Trees on development sites
Trees and hedgerows are important for their intrinsic beauty, their contribution to the landscape or towns cape, screening eyesores or softening the appearance of new development and their value for wildlife.
In addition to the summary guidance notes below please refer to the leaflets available for download at the top of this page that provide further guidance on landscape matters.
Retention and Protection of Trees
It is important that existing trees and hedgerows are protected, especially as new tree planting takes many years to make a significant effect on the landscape. Sedgemoor District Council's development control powers can be used to secure new planting and the retention of existing trees and hedgerows where appropriate on a new development site.
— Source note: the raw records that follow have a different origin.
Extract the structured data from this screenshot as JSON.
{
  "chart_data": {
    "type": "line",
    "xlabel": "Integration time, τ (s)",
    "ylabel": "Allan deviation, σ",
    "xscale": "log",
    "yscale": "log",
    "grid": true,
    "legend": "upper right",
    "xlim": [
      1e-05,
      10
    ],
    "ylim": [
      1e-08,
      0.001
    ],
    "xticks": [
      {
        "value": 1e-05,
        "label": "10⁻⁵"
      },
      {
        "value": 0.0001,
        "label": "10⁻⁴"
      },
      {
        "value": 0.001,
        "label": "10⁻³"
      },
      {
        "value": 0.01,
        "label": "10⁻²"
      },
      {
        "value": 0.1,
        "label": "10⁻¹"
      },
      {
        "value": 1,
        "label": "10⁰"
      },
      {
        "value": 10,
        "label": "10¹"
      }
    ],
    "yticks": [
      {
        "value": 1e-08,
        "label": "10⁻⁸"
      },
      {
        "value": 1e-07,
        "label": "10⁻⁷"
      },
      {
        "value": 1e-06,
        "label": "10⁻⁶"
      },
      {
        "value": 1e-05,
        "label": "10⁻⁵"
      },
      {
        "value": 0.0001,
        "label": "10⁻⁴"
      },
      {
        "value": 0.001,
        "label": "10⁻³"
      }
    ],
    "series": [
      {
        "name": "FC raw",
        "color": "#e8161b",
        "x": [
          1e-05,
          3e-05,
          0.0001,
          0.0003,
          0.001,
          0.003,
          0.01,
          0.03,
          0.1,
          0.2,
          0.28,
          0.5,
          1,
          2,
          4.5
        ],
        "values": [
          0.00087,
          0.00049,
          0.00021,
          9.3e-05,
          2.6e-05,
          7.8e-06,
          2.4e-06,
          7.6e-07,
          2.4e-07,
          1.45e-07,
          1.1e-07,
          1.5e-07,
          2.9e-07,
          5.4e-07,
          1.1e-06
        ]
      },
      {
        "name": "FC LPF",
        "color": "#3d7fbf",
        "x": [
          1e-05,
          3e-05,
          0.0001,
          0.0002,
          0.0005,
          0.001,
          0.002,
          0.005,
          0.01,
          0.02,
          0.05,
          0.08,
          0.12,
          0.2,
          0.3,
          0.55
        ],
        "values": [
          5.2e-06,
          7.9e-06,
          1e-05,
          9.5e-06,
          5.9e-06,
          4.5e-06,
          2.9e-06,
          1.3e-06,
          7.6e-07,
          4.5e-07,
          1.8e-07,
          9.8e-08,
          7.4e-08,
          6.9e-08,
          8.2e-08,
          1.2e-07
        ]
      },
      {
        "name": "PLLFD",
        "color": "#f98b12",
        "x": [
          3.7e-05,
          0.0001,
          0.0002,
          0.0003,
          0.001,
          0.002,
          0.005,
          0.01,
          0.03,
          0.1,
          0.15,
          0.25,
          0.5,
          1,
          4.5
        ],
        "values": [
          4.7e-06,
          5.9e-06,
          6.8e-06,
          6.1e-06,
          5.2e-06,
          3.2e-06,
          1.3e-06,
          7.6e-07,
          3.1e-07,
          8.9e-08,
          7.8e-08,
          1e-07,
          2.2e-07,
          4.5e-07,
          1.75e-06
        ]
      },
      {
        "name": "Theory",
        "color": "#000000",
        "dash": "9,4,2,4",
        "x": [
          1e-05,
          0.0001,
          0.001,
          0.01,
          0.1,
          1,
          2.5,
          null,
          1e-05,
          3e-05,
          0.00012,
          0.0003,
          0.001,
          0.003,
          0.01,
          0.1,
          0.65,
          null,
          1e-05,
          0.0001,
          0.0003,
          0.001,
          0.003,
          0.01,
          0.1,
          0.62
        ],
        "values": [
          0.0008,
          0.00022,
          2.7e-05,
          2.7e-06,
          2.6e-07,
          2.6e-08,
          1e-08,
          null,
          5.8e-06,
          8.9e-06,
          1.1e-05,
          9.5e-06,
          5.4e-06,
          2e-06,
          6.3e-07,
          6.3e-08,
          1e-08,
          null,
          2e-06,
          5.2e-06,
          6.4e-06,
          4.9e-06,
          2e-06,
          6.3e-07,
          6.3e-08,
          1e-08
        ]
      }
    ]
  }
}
The Council will therefore expect proposals for development and redevelopment of land to include appropriate measures for the retention of existing vegetation.
Planning permission will be refused where trees or hedgerows of good quality or landscape or wildlife significance would not be retained.
Where existing trees or hedgerows form a significant feature of development or redevelopment sites, Sedgemoor District Council will:
- require a survey showing their position, size and species (in accordance with the provisions of standard BS.5837)
- expect plans for new development to provide the retention of existing suitable trees and hedgerows
- where appropriate, serve Tree Preservation Orders to ensure the continuing protection of important trees
- impose conditions on planning permissions to ensure that adequate protection is given to retained trees and hedgerows during site clearance and building operations (in accordance with standard BS.5837).
The appearance and treatment of the spaces between and around buildings is of equal importance to the design of the buildings themselves. Landscape considerations should therefore form an integral part of design and layout.
New development, particularly where there is little or no existing vegetation can appear at variance with its setting for a substantial period of time. New planting helps to soften the immediate impact of the development and helps to enhance the immediate surroundings in terms of its appearance and nature conservation value. It is essential that planting schemes are prepared as an integral part of the development and considered at an early stage in preparing a planning application.
Selection of appropriate native species of trees and shrubs for individual planting schemes is vital and regard should be given to location, ground conditions and local landscape context.